Bingham feels at home on long-haul travel, preferring its flux, isolation and homogeneity to intimate relationships. He experiments with teasing his polythene wrapped life open a little and falling in love with fellow high-flyer Alex Goran, the woman drinking with him on the rental cover. They assume the roles of screwball comedy lovers, a story Bingham writes, directs and stars in himself. The rental copy is the cover he chooses for his own version of the film, where they meet, sass each other into bed, and reacquaint themselves with the homely lives they have rejected. Bingham expects prodigal childhood nostalgia and the synchronised ticking of their biological clocks to deliver them to the church on time. They will have their wedding cake and eat it. But the director, Jason Reitman, has other ideas.

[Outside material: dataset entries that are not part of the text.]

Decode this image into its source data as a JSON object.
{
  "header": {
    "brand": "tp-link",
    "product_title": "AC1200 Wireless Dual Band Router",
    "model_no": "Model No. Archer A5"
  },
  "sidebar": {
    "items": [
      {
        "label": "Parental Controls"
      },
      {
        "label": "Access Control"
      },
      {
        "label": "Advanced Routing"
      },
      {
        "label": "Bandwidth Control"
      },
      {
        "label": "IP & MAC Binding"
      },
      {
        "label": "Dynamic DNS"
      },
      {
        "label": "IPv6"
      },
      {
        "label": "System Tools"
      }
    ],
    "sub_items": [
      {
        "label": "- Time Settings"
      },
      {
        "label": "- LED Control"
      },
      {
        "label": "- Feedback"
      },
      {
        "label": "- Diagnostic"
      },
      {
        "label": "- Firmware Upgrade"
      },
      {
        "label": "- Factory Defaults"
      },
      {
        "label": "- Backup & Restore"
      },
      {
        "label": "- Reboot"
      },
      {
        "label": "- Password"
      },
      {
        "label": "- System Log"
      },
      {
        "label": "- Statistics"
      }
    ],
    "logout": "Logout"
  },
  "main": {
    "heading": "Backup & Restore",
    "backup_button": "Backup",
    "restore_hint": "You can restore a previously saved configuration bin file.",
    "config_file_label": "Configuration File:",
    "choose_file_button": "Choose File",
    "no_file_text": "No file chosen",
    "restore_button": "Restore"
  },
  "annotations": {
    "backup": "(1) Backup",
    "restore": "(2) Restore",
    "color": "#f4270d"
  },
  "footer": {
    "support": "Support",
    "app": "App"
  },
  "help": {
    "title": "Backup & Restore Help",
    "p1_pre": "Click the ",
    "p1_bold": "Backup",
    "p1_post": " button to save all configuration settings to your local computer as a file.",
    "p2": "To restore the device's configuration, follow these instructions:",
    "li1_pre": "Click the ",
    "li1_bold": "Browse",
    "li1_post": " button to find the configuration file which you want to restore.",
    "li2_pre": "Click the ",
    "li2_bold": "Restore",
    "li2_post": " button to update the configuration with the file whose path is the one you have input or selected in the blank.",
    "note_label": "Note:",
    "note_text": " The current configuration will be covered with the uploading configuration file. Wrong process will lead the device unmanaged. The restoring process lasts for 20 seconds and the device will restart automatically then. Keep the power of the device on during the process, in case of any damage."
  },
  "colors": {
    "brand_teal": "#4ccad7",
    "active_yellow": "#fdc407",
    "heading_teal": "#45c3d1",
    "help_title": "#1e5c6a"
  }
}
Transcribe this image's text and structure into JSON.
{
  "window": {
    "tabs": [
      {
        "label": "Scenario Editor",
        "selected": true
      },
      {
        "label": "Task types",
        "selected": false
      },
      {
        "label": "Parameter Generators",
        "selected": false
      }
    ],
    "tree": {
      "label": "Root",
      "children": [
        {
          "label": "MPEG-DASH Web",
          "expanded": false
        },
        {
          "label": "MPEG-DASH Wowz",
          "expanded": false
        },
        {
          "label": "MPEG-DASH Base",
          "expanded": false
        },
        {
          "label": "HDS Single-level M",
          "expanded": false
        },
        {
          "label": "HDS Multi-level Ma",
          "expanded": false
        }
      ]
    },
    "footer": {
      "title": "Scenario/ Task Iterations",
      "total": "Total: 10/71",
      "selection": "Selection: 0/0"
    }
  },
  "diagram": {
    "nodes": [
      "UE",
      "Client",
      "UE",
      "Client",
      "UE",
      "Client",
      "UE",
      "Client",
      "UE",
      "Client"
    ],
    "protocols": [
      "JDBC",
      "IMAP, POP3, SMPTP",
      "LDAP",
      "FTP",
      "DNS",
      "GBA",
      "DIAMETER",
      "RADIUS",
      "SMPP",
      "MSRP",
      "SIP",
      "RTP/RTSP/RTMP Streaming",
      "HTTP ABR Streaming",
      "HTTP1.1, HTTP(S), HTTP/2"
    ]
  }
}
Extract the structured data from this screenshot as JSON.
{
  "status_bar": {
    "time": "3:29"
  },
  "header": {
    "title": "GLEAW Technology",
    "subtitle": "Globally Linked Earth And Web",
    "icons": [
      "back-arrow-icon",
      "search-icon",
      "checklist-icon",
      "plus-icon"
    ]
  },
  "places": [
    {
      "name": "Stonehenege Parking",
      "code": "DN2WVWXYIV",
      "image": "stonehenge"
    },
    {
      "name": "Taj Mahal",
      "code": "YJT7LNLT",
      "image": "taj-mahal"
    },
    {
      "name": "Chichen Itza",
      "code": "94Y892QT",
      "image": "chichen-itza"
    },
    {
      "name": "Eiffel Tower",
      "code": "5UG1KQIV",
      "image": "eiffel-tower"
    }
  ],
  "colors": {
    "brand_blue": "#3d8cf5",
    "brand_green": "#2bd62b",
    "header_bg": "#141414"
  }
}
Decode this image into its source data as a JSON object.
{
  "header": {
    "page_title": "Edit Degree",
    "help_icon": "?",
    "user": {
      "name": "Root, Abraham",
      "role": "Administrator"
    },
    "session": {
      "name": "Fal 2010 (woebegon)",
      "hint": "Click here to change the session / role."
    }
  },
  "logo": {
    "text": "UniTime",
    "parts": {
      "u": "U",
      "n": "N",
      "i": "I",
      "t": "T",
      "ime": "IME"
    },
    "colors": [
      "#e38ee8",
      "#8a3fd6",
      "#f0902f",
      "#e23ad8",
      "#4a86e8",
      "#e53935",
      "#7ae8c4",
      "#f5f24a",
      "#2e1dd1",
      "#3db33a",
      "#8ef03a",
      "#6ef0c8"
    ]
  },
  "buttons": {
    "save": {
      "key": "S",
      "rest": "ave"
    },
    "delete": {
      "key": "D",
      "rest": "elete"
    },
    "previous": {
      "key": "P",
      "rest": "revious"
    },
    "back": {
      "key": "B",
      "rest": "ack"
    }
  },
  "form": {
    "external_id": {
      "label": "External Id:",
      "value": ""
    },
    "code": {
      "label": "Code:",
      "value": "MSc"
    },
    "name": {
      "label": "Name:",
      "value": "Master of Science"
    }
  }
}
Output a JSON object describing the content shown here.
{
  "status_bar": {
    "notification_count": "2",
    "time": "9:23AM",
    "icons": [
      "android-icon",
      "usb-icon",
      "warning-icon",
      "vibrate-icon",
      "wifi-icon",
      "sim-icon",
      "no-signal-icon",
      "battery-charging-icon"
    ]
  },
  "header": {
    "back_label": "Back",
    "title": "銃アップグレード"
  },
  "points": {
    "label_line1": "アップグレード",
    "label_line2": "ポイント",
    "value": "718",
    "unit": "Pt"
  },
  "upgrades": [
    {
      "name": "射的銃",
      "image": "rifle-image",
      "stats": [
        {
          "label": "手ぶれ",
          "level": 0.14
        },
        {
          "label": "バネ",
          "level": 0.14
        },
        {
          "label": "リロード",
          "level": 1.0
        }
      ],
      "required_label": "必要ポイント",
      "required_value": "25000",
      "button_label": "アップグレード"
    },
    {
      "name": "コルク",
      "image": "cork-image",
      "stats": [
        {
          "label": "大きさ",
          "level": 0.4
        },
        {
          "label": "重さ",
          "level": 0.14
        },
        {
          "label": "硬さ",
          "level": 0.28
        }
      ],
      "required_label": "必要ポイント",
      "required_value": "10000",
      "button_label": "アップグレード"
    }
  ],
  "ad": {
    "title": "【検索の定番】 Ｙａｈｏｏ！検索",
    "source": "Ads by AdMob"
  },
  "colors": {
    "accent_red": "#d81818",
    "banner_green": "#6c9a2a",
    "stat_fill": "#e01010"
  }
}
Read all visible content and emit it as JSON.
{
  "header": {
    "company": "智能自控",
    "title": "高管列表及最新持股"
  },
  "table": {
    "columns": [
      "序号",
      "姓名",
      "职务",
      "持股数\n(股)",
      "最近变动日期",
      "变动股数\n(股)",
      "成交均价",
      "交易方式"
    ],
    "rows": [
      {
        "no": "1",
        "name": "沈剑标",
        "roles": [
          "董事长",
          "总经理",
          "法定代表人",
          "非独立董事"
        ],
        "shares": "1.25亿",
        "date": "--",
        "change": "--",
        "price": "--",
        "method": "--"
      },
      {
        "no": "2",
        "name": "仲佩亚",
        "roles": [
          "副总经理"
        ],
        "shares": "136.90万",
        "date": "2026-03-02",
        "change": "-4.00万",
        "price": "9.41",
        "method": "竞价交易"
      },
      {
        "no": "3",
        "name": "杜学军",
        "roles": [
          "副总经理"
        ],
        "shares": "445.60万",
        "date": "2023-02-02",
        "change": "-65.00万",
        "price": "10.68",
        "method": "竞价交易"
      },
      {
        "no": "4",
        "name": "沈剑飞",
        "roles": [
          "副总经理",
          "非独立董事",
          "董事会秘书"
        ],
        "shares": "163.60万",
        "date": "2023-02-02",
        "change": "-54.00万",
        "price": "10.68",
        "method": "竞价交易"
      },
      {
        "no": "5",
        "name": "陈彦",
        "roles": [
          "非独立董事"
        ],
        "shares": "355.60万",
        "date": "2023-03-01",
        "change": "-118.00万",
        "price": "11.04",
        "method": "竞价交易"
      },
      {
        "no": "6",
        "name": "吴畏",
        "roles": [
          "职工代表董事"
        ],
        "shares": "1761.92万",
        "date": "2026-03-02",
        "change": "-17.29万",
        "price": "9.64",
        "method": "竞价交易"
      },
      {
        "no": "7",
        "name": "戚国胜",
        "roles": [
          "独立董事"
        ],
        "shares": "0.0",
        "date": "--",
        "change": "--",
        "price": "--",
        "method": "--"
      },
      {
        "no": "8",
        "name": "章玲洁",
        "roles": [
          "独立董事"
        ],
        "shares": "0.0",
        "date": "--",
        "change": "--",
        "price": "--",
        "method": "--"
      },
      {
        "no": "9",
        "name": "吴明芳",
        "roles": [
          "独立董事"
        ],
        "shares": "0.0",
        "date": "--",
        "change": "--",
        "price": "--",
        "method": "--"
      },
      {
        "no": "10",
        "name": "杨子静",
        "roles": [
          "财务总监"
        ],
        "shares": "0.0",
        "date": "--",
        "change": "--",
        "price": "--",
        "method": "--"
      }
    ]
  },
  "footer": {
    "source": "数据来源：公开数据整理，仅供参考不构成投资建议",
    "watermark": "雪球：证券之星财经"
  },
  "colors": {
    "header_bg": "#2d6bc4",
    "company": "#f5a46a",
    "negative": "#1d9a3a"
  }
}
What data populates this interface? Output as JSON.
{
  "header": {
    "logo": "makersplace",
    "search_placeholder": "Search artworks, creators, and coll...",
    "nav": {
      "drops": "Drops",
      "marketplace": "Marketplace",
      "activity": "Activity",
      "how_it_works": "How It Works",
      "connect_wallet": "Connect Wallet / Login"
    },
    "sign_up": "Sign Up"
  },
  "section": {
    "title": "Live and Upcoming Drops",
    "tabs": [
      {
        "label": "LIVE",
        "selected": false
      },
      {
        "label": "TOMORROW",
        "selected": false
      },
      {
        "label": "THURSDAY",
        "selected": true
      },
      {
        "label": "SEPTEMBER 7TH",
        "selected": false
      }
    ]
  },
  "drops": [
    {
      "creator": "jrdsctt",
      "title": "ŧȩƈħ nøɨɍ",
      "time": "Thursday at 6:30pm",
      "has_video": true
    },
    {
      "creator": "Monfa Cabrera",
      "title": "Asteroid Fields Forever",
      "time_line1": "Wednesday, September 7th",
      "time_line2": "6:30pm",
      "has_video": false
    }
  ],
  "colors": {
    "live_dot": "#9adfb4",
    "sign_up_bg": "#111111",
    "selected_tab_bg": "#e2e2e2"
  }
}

Reitman exposes the vacuity of Bingham’s life, everyone except Bingham can see it coming, and by the time he meets ‘god’ (airline mascot Maynard Finch) he already knows his life’s work has been a poor investment. A Neitzschean cycle of eternal return thrusts him back above the clouds, yet a long way short of heaven. Assuming the role of a Bodhisattva, if you like, he turns back from Nirvana to help his novice, Natalie Keener, escape the hell of long-haul travel herself. (Dear reader, does any other blog use obscure Buddhist references to avoid film spoilers?) Perhaps Reitman dropped the ball here by not including a scene where Bingham ignores the safety advice found in the leaflet and attaches the oxygen mask to Natalie’s face first? But anyway, you can see why Reitman chose the cover he did for his film, where the bankable Clooney is reduced to an inch-high silhouette facing away from us, a one-man black hole, a shadow to be scraped from the interior of a cut-price reactor. Glass panes reflect his compartmentalised life. A floor, polished, is ready to slip him up.